Regulation S-X Rule 2-01(c)(7)(ii) – $407,500, 0%
Item 5 – Audit Committee of Listed Registrants – Not Applicable
Item 6 – Investments
(a) The registrant’s Schedule of Investments is included as part of the Report to
Stockholders filed under Item 1 of this form.
(b) Not Applicable due to no such divestments during the semi-annual period covered since
the previous Form N-CSR filing.
Item 7 – Disclosure of Proxy Voting Policies and Procedures for Closed-End Management
Investment Companies – Not Applicable
Item 8 – Portfolio Managers of Closed-End Management Investment Companies – Not Applicable
Item 9 – Purchases of Equity Securities by Closed-End Management Investment Company and
Affiliated Purchasers – Not Applicable
Item 10 – Submission of Matters to a Vote of Security Holders – The registrant’s Nominating and
Governance Committee will consider nominees to the board of directors recommended by
shareholders when a vacancy becomes available. Shareholders who wish to recommend a
nominee should send nominations that include biographical information and set forth the
qualifications of the proposed nominee to the registrant’s Secretary. There have been no
material changes to these procedures.
Item 11 – Controls and Procedures
11(a) – The registrant’s principal executive and principal financial officers or persons performing
similar functions have concluded that the registrant’s disclosure controls and procedures (as
defined in Rule 30a-3(c) under the Investment Company Act of 1940, as amended (the
“1940 Act”)) are effective as of a date within 90 days of the filing of this report based on the
evaluation of these controls and procedures required by Rule 30a-3(b) under the 1940 Act
and Rule 15(d)-15(b) under the Securities Exchange Act of 1934, as amended.
11(b) – There were no changes in the registrant’s internal control over financial reporting (as
defined in Rule 30a-3(d) under the 1940 Act) that occurred during the second fiscal quarter
of the period covered by this report that have materially affected, or are reasonably likely to
materially affect, the registrant’s internal control over financial reporting.
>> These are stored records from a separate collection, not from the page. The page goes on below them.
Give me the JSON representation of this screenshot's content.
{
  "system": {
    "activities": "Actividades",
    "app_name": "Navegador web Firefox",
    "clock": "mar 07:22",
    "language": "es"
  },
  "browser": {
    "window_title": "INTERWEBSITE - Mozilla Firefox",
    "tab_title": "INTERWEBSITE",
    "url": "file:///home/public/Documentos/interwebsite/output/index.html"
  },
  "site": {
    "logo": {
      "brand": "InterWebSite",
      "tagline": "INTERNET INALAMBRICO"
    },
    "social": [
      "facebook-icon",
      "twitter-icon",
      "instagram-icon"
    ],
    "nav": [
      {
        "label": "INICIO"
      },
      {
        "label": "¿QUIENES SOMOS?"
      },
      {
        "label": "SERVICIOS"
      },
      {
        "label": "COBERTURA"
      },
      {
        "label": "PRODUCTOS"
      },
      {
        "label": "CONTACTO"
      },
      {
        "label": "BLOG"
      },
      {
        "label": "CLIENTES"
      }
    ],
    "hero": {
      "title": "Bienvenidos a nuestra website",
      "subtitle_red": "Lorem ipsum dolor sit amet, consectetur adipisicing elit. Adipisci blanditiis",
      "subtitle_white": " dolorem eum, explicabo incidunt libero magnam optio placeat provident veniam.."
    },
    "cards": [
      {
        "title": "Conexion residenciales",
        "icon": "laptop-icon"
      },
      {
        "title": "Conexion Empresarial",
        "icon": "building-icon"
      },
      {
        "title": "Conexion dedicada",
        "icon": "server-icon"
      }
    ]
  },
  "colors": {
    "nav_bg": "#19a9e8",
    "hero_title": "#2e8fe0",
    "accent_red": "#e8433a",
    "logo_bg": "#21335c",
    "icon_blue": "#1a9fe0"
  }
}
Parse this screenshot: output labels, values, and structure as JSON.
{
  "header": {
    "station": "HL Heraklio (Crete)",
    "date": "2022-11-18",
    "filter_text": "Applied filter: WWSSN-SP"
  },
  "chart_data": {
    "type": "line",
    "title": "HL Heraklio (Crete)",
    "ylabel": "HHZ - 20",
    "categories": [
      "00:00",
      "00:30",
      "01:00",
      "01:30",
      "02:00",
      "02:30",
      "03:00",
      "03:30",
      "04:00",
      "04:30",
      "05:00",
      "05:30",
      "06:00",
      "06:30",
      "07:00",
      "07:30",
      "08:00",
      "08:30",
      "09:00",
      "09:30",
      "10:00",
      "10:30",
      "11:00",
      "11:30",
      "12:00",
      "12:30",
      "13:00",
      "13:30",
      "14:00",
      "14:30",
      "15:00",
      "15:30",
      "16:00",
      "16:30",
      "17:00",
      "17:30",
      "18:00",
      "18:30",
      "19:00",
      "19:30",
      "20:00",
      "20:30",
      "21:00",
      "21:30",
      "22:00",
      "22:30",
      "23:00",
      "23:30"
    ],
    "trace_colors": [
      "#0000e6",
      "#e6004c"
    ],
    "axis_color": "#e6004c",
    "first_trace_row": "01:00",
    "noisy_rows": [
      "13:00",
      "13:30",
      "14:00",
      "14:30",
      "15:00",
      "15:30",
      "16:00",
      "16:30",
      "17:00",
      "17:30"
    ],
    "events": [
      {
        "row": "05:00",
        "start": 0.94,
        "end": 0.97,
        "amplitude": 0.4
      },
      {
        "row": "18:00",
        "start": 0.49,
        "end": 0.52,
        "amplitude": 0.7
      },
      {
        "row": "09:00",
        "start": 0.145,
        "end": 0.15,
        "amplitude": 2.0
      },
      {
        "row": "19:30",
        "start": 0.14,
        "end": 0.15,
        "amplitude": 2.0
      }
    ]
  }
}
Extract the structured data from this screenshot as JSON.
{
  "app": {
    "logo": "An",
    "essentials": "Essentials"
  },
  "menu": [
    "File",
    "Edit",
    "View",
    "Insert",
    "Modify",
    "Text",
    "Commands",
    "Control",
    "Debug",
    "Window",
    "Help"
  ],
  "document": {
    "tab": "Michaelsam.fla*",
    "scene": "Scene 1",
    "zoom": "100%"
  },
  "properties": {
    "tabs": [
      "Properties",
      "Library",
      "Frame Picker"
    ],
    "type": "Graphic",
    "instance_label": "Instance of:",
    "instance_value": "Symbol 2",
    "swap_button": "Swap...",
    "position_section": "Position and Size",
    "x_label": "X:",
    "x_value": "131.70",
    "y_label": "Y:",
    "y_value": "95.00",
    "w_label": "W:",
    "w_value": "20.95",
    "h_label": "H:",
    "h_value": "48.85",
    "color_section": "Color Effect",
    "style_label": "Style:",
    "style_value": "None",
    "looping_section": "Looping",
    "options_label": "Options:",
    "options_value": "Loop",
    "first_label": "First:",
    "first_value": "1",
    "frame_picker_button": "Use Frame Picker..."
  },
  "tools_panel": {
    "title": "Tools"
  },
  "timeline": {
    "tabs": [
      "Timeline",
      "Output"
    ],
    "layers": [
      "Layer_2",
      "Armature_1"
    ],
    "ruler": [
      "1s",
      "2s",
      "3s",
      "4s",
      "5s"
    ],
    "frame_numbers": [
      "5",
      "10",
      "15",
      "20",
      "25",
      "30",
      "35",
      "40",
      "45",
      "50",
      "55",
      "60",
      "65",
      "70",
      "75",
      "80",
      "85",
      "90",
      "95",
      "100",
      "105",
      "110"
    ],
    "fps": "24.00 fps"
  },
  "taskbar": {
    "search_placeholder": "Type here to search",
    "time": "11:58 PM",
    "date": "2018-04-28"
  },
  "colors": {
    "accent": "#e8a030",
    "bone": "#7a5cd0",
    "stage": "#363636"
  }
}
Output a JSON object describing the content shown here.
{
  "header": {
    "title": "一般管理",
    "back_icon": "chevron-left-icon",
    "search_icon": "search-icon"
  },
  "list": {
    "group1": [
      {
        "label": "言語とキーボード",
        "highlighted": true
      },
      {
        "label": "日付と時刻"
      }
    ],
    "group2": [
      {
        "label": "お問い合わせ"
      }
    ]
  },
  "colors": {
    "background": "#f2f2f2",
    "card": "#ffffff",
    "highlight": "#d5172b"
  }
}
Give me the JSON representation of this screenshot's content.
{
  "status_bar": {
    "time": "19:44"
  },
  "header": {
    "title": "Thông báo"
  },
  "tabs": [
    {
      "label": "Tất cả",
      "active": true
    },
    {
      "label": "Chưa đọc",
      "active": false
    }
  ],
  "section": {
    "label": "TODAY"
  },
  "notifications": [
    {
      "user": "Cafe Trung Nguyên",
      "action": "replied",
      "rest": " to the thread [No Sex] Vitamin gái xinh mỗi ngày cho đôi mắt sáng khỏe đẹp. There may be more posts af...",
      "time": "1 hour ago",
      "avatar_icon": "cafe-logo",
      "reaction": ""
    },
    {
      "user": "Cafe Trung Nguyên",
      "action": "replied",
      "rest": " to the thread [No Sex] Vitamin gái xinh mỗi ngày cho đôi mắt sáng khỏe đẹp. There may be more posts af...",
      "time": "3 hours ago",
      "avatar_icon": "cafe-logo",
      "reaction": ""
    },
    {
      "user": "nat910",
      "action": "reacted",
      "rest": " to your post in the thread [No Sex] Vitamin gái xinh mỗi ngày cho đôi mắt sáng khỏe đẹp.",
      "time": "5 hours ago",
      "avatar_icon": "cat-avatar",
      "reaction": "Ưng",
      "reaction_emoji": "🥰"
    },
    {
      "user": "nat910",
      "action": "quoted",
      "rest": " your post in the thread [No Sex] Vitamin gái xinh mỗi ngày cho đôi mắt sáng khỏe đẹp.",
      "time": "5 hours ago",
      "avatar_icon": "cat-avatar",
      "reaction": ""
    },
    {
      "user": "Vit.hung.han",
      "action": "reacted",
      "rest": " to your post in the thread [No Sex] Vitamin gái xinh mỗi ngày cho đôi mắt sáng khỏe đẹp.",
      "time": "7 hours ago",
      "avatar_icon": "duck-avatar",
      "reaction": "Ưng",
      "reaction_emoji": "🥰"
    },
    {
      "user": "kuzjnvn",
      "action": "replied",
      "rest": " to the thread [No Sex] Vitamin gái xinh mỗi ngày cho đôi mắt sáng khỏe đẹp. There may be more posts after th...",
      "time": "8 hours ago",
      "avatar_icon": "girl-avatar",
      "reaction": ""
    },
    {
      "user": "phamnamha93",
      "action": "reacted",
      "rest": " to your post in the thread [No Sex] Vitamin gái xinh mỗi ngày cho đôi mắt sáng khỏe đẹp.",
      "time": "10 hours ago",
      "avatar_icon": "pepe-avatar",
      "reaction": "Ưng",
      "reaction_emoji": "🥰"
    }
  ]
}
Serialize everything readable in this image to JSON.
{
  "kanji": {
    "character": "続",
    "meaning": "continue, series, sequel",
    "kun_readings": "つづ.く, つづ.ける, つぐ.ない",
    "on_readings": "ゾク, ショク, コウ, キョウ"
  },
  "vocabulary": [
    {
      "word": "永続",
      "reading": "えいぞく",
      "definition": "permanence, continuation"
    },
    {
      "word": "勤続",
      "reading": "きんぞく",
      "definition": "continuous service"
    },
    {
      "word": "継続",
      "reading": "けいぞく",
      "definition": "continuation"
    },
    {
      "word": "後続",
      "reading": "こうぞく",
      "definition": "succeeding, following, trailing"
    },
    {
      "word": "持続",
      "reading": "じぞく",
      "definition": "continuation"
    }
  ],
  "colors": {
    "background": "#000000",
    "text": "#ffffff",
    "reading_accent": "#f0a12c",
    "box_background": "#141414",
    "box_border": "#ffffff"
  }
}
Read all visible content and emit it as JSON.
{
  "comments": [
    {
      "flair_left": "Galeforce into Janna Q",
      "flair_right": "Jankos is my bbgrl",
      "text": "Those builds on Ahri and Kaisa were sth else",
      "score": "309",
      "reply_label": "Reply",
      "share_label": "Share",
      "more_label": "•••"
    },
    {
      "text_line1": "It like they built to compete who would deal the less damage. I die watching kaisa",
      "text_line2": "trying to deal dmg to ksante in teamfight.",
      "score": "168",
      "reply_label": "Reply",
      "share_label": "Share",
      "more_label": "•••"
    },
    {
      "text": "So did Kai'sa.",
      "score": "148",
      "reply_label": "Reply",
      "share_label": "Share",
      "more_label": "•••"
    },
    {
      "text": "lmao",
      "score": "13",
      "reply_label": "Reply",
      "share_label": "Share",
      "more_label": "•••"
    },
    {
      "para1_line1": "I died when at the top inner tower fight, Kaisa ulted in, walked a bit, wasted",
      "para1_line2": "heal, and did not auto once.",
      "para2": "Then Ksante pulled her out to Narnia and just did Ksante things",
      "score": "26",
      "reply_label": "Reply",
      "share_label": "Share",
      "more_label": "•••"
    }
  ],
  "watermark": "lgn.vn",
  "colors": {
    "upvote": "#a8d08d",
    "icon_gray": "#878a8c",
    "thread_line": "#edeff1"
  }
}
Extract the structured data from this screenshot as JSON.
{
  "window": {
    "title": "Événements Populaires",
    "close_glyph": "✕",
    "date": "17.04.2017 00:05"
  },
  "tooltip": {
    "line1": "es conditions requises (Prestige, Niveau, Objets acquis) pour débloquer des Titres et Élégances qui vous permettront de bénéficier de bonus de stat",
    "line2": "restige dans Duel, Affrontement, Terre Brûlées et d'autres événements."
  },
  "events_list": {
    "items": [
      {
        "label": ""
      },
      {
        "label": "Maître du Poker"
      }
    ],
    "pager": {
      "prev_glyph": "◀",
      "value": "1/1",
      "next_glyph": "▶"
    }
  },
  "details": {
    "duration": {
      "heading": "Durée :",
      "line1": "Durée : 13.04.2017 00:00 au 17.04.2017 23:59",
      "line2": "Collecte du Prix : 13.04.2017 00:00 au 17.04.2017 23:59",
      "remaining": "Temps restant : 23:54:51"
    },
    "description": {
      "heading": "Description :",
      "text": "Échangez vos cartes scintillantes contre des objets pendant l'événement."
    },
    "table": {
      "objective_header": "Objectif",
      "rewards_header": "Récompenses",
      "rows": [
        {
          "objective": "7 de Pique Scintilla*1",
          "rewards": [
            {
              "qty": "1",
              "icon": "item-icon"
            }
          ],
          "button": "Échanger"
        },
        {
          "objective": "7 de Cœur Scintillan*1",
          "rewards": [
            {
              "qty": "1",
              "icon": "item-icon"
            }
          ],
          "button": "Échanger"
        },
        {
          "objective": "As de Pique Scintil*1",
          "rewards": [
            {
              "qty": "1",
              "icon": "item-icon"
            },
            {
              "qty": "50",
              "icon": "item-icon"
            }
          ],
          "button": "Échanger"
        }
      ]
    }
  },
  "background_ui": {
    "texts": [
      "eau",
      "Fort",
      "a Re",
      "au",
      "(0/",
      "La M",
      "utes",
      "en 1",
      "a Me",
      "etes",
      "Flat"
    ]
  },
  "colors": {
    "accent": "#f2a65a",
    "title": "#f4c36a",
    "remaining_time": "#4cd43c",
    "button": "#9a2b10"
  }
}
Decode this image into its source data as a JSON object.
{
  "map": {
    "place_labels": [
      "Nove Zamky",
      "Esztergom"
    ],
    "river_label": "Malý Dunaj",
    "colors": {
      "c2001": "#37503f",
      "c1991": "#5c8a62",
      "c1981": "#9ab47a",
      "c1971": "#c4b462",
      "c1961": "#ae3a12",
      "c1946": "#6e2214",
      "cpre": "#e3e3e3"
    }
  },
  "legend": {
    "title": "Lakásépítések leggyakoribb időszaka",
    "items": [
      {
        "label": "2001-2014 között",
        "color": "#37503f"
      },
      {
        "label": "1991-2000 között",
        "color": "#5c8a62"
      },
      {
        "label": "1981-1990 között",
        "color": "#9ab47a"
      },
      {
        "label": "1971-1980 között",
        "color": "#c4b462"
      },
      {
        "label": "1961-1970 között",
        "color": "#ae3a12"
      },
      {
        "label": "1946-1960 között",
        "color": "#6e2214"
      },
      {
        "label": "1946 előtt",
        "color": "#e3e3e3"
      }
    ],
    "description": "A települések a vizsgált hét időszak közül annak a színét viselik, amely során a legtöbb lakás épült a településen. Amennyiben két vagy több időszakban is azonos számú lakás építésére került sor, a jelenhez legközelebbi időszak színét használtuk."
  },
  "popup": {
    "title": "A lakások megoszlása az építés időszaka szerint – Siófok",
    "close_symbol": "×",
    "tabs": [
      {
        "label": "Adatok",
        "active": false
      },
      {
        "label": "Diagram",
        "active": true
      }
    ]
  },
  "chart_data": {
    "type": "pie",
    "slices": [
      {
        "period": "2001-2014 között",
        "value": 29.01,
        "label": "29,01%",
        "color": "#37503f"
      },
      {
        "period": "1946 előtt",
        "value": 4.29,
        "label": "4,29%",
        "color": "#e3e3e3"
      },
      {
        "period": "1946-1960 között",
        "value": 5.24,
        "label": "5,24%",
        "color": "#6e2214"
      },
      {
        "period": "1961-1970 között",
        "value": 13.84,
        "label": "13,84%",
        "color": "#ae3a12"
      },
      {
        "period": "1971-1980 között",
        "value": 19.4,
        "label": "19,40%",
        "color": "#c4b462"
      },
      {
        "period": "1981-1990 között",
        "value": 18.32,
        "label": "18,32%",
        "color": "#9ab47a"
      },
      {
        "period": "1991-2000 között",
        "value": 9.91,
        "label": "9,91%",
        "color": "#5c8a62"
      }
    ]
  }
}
Item 12 – Exhibits attached hereto
12(a)(1) – Code of Ethics – See Item 2
12(a)(2) – Certifications – Attached hereto
12(a)(3) – Not Applicable
12(b) – Certifications – Attached hereto
Pursuant to the requirements of the Securities Exchange Act of 1934 and the Investment
Company Act of 1940, the registrant has duly caused this report to be signed on its behalf by
the undersigned, thereunto duly authorized.
BlackRock Fundamental Growth Fund, Inc.
By: /s/ Anne F. Ackerley
Anne F. Ackerley
Chief Executive Officer of
BlackRock Fundamental Growth Fund, Inc.
Date: October 22, 2009
Pursuant to the requirements of the Securities Exchange Act of 1934 and the Investment
Company Act of 1940, this report has been signed below by the following persons on behalf
of the registrant and in the capacities and on the dates indicated.
By: /s/ Anne F. Ackerley
Anne F. Ackerley
Chief Executive Officer (principal executive officer) of
BlackRock Fundamental Growth Fund, Inc.
Date: October 22, 2009
By: /s/ Neal J. Andrews
Neal J. Andrews
Chief Financial Officer (principal financial officer) of
BlackRock Fundamental Growth Fund, Inc.